In retrospect, L’Avventura is clear from the beginning about its preoccupation with empty spaces. An empty space is where the heart of the film should be – specifically, the empty space left behind by its faux protagonist Anna after roughly 30 minutes. Upon first viewing, the rest of the film after her disappearance seems to work like a rush of cells hurrying up to fill and close a fresh wound. The end result, subsequently, evokes the despondency of scarring, with the bulk of the film following a long-winded process of healing, or lack of it.
For most of the film, we’re saddled with the two people who each held Anna as one of, if not the most significant part of their lives. Their “loss” of Anna is what becomes the shape of the narrative, instead of the actual search for her as it would in a mainstream film. However, L’avventura doesn’t seem to want to be identified as a Mystery film – almost all its plot points that seem to lead to an answer wind up becoming a dead end. While the film does dwell on the search for Anna for the bulk of its runtime, the film realistically delivers what the immediate situation around a person’s disappearance would look like – life doesn’t happen plot point to plot point until the missing party is found, it continues at its usual pace, sometimes dwelling for almost too long on captivating visuals, empty spaces, and smaller conflicts that arise. The film is unfiltered in this regard, presenting reality in a blunt fashion for all the mystery the film keeps teasing is under the surface.
The feminine mystique can be named as the scapegoat for all the film’s harsh turns – everyone’s fixation on one woman’s disappearance does jumpstart the film’s narrative, after all. The women in the film behave as if hiding a plot point pertinent to the central mystery of Anna’s disappearance. What makes Claudia distinct from the rest of the women in the cast is that her perspective is how most of the film unfolds, and her desires to find Anna and begin a relationship with Sandro drive the plot from her point of view. This makes Claudia the most vulnerable woman in the film, and the plot only proceeds to take advantage of how exposed she’s become. The treatment of women as either objects to seize or mysterious forces to understand is present throughout the film, and almost seems to make viewers conclude: “If this was the world Anna was dealing with, then no wonder she disappeared”.

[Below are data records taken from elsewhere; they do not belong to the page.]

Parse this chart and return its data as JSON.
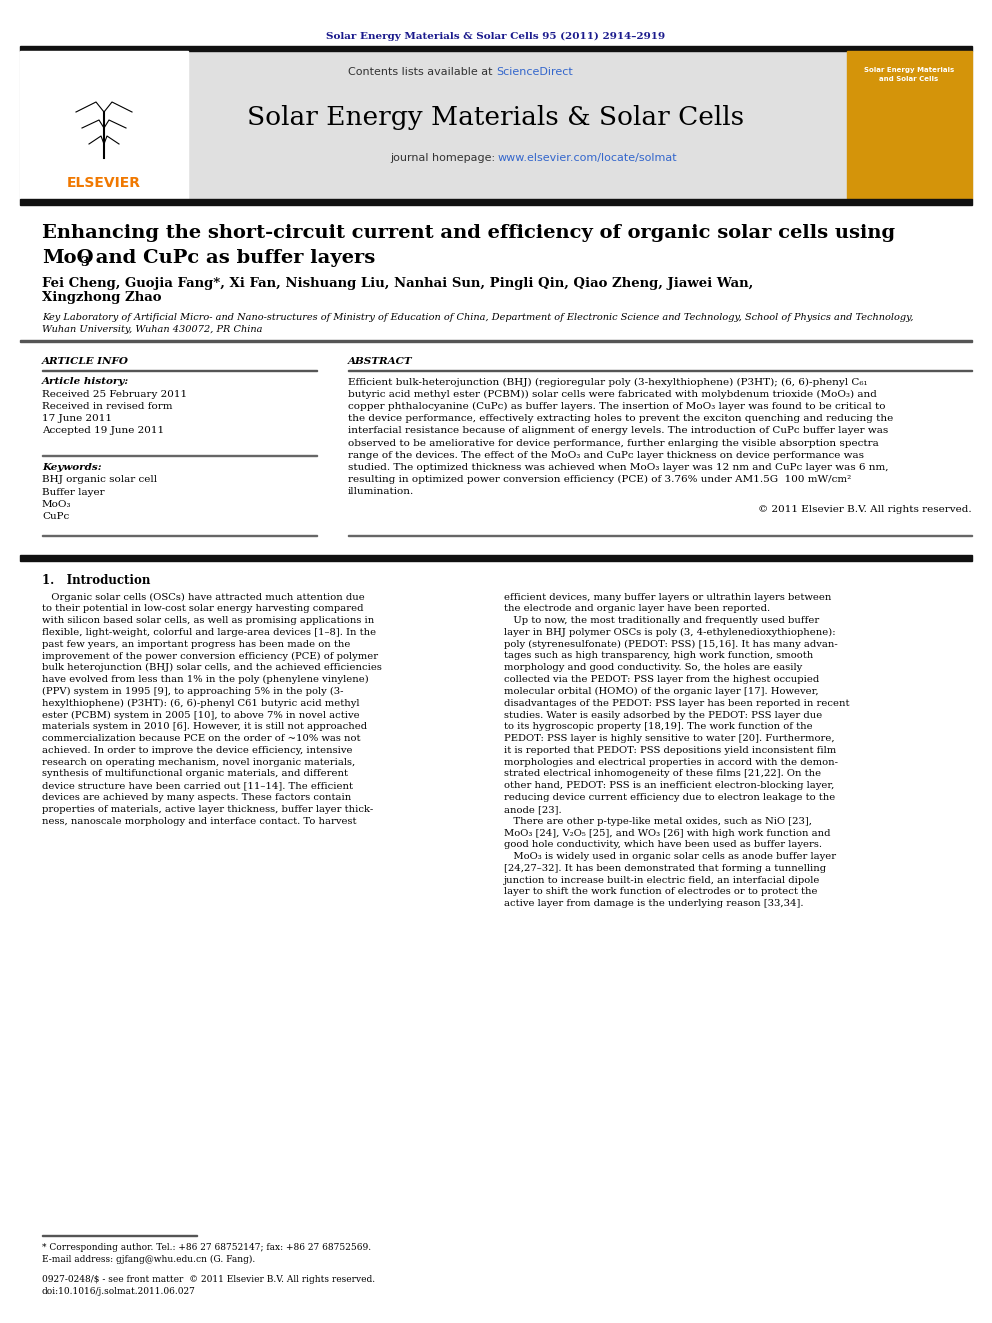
{
  "journal_ref": "Solar Energy Materials & Solar Cells 95 (2011) 2914–2919",
  "journal_ref_color": "#1a1a8c",
  "sciencedirect_color": "#3366cc",
  "homepage_url_color": "#3366cc",
  "journal_name": "Solar Energy Materials & Solar Cells",
  "title_line1": "Enhancing the short-circuit current and efficiency of organic solar cells using",
  "title_line2_pre": "MoO",
  "title_line2_sub": "3",
  "title_line2_post": " and CuPc as buffer layers",
  "authors": "Fei Cheng, Guojia Fang*, Xi Fan, Nishuang Liu, Nanhai Sun, Pingli Qin, Qiao Zheng, Jiawei Wan,",
  "authors_line2": "Xingzhong Zhao",
  "affiliation1": "Key Laboratory of Artificial Micro- and Nano-structures of Ministry of Education of China, Department of Electronic Science and Technology, School of Physics and Technology,",
  "affiliation2": "Wuhan University, Wuhan 430072, PR China",
  "section_article_info": "ARTICLE INFO",
  "section_abstract": "ABSTRACT",
  "article_history_label": "Article history:",
  "received": "Received 25 February 2011",
  "received_revised": "Received in revised form",
  "revised_date": "17 June 2011",
  "accepted": "Accepted 19 June 2011",
  "keywords_label": "Keywords:",
  "keyword1": "BHJ organic solar cell",
  "keyword2": "Buffer layer",
  "keyword3": "MoO₃",
  "keyword4": "CuPc",
  "abstract_lines": [
    "Efficient bulk-heterojunction (BHJ) (regioregular poly (3-hexylthiophene) (P3HT); (6, 6)-phenyl C₆₁",
    "butyric acid methyl ester (PCBM)) solar cells were fabricated with molybdenum trioxide (MoO₃) and",
    "copper phthalocyanine (CuPc) as buffer layers. The insertion of MoO₃ layer was found to be critical to",
    "the device performance, effectively extracting holes to prevent the exciton quenching and reducing the",
    "interfacial resistance because of alignment of energy levels. The introduction of CuPc buffer layer was",
    "observed to be ameliorative for device performance, further enlarging the visible absorption spectra",
    "range of the devices. The effect of the MoO₃ and CuPc layer thickness on device performance was",
    "studied. The optimized thickness was achieved when MoO₃ layer was 12 nm and CuPc layer was 6 nm,",
    "resulting in optimized power conversion efficiency (PCE) of 3.76% under AM1.5G  100 mW/cm²",
    "illumination."
  ],
  "copyright": "© 2011 Elsevier B.V. All rights reserved.",
  "intro_heading": "1.   Introduction",
  "intro_col1": [
    "   Organic solar cells (OSCs) have attracted much attention due",
    "to their potential in low-cost solar energy harvesting compared",
    "with silicon based solar cells, as well as promising applications in",
    "flexible, light-weight, colorful and large-area devices [1–8]. In the",
    "past few years, an important progress has been made on the",
    "improvement of the power conversion efficiency (PCE) of polymer",
    "bulk heterojunction (BHJ) solar cells, and the achieved efficiencies",
    "have evolved from less than 1% in the poly (phenylene vinylene)",
    "(PPV) system in 1995 [9], to approaching 5% in the poly (3-",
    "hexylthiophene) (P3HT): (6, 6)-phenyl C61 butyric acid methyl",
    "ester (PCBM) system in 2005 [10], to above 7% in novel active",
    "materials system in 2010 [6]. However, it is still not approached",
    "commercialization because PCE on the order of ~10% was not",
    "achieved. In order to improve the device efficiency, intensive",
    "research on operating mechanism, novel inorganic materials,",
    "synthesis of multifunctional organic materials, and different",
    "device structure have been carried out [11–14]. The efficient",
    "devices are achieved by many aspects. These factors contain",
    "properties of materials, active layer thickness, buffer layer thick-",
    "ness, nanoscale morphology and interface contact. To harvest"
  ],
  "intro_col2": [
    "efficient devices, many buffer layers or ultrathin layers between",
    "the electrode and organic layer have been reported.",
    "   Up to now, the most traditionally and frequently used buffer",
    "layer in BHJ polymer OSCs is poly (3, 4-ethylenedioxythiophene):",
    "poly (styrenesulfonate) (PEDOT: PSS) [15,16]. It has many advan-",
    "tages such as high transparency, high work function, smooth",
    "morphology and good conductivity. So, the holes are easily",
    "collected via the PEDOT: PSS layer from the highest occupied",
    "molecular orbital (HOMO) of the organic layer [17]. However,",
    "disadvantages of the PEDOT: PSS layer has been reported in recent",
    "studies. Water is easily adsorbed by the PEDOT: PSS layer due",
    "to its hygroscopic property [18,19]. The work function of the",
    "PEDOT: PSS layer is highly sensitive to water [20]. Furthermore,",
    "it is reported that PEDOT: PSS depositions yield inconsistent film",
    "morphologies and electrical properties in accord with the demon-",
    "strated electrical inhomogeneity of these films [21,22]. On the",
    "other hand, PEDOT: PSS is an inefficient electron-blocking layer,",
    "reducing device current efficiency due to electron leakage to the",
    "anode [23].",
    "   There are other p-type-like metal oxides, such as NiO [23],",
    "MoO₃ [24], V₂O₅ [25], and WO₃ [26] with high work function and",
    "good hole conductivity, which have been used as buffer layers.",
    "   MoO₃ is widely used in organic solar cells as anode buffer layer",
    "[24,27–32]. It has been demonstrated that forming a tunnelling",
    "junction to increase built-in electric field, an interfacial dipole",
    "layer to shift the work function of electrodes or to protect the",
    "active layer from damage is the underlying reason [33,34]."
  ],
  "footnote_star": "* Corresponding author. Tel.: +86 27 68752147; fax: +86 27 68752569.",
  "footnote_email": "E-mail address: gjfang@whu.edu.cn (G. Fang).",
  "issn_line": "0927-0248/$ - see front matter  © 2011 Elsevier B.V. All rights reserved.",
  "doi_line": "doi:10.1016/j.solmat.2011.06.027",
  "header_bg_color": "#e0e0e0",
  "thick_bar_color": "#111111",
  "elsevier_orange": "#f07800",
  "cover_bg": "#d4940a"
}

L’avventura’s atmospheric use of accentuated settings and lingering takes on characters’ emotional experiences are what mark it as a classic of European Cinema, and its choice to tell a story mostly liberated from dramatic techniques has become influential in waves of independent cinema up until the 21st century. While L’Avventura and its mysticism may require further reflection to appreciate, its radical but simple style of execution is something audiences see and appreciate, whether they know it or not.